Berlokasi strategis di samping Jembatan Kahayan, Warkop Tuli terbuka untuk semua kalangan, baik teman tuli maupun masyarakat umum. Suasana warkop ini berbeda dari tempat ngopi lainnya. Musik tetap terdengar, namun komunikasi utama dilakukan melalui bahasa isyarat.
Pengunjung tidak perlu berbicara saat memesan, cukup menunjuk menu yang tersedia. Di setiap sudut warkop, pengunjung juga bisa menemukan dekorasi dinding yang menampilkan abjad bahasa isyarat, sebagai sarana edukasi dan untuk memudahkan komunikasi.
Pemilik Warung Kopi Tuli, Susi, mengungkapkan bahwa motivasi mendirikan tempat ini datang dari pengalaman pribadi bersama anaknya, Goldia, yang merupakan penyandang tuli sebagian.
“Anak saya punya sisa pendengaran di telinga kiri. Tapi ia butuh ruang nyaman untuk berkumpul bersama komunitasnya. Di luar, mereka masih sering tidak diterima. Di sini mereka bisa ngobrol, diskusi, bahkan tertawa dengan bahasanya sendiri. Mereka merasa ini rumah mereka, tanpa diskriminasi,” ujar Susi, Selasa (6/5/2025).
Salah satu pengunjung, Andri, mengaku tertarik datang karena konsep yang ditawarkan sangat unik dan inklusif. “Ini menarik, karena pertama kalinya ada warkop seperti ini di Palangka Raya. Jadi makin seru,” ucapnya.

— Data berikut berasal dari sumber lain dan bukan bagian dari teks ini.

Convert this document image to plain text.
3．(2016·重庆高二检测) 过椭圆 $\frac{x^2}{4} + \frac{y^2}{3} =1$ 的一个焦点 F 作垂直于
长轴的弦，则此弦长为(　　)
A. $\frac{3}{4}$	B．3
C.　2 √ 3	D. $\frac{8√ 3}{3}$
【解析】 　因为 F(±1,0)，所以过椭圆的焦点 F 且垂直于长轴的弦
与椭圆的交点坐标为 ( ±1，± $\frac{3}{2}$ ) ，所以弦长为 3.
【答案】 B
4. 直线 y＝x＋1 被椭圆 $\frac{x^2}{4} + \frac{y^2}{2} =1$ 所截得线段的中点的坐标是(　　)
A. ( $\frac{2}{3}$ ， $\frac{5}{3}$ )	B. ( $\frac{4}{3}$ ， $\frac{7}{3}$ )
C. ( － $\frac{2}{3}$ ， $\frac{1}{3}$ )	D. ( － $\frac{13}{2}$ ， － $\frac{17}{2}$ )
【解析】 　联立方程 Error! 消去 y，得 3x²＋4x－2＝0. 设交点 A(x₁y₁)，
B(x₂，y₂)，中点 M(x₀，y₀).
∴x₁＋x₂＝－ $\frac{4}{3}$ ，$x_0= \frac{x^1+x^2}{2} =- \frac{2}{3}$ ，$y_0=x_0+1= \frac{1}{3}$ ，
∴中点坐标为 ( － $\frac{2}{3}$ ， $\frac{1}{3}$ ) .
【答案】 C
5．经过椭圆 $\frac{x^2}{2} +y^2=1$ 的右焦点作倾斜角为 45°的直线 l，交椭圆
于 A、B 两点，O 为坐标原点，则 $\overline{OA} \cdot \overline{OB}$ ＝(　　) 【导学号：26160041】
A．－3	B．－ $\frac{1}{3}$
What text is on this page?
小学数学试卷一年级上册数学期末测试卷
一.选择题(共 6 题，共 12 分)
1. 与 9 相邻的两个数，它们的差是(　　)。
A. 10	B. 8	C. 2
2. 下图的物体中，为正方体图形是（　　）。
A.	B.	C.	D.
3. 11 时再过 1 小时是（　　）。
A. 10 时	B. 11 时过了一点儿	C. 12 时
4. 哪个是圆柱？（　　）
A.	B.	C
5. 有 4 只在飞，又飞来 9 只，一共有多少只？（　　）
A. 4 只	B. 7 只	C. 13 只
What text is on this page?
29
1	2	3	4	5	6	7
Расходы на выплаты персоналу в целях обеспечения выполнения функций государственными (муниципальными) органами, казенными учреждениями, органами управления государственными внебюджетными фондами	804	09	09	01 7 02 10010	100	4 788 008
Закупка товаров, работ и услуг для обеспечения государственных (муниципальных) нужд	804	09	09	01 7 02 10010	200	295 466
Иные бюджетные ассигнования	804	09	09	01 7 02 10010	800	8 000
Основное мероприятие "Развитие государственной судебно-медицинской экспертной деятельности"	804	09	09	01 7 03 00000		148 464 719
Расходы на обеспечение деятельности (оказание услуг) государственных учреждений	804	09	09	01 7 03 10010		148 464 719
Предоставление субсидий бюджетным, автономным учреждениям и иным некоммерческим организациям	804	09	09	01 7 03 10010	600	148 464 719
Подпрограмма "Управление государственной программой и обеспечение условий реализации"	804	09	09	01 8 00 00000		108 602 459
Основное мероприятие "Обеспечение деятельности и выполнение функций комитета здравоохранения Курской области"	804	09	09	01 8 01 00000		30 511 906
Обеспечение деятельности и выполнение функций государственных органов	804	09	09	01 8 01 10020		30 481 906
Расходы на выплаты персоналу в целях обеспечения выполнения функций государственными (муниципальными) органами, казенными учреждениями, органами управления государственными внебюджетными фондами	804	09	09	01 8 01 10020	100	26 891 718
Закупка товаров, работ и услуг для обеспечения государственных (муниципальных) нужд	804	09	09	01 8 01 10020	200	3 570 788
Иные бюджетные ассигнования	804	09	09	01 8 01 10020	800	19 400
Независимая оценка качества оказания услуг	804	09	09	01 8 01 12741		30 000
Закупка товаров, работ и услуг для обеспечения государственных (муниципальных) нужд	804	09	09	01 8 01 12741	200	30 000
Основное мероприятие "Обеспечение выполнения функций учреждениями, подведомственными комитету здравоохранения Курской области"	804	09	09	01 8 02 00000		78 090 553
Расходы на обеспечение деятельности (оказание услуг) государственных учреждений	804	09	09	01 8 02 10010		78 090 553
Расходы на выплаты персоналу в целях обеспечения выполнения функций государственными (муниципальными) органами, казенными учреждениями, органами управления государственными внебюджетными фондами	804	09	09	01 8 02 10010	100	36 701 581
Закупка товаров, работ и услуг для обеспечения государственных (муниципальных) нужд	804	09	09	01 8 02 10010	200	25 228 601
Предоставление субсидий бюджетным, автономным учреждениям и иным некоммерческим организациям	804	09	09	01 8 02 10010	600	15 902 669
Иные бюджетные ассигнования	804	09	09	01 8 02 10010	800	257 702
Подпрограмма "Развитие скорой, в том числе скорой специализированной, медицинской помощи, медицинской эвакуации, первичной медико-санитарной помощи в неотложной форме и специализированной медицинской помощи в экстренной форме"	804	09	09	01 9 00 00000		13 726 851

Andri juga mengaku mendapat pengalaman baru karena dapat berinteraksi langsung dengan teman tuli. “Pertama kali saya mencoba berkomunikasi langsung dengan teman tuli, dan ternyata sangat menyenangkan. Ini pengalaman yang membuka wawasan baru,” katanya.
Kehadiran Warkop Tuli diharapkan menjadi ruang inklusi yang mendorong masyarakat untuk lebih mengenal dan menghargai keberagaman dalam berkomunikasi. Tempat ini menjadi bukti bahwa perbedaan tidak menghalangi terbentuknya komunitas yang solid dan saling peduli.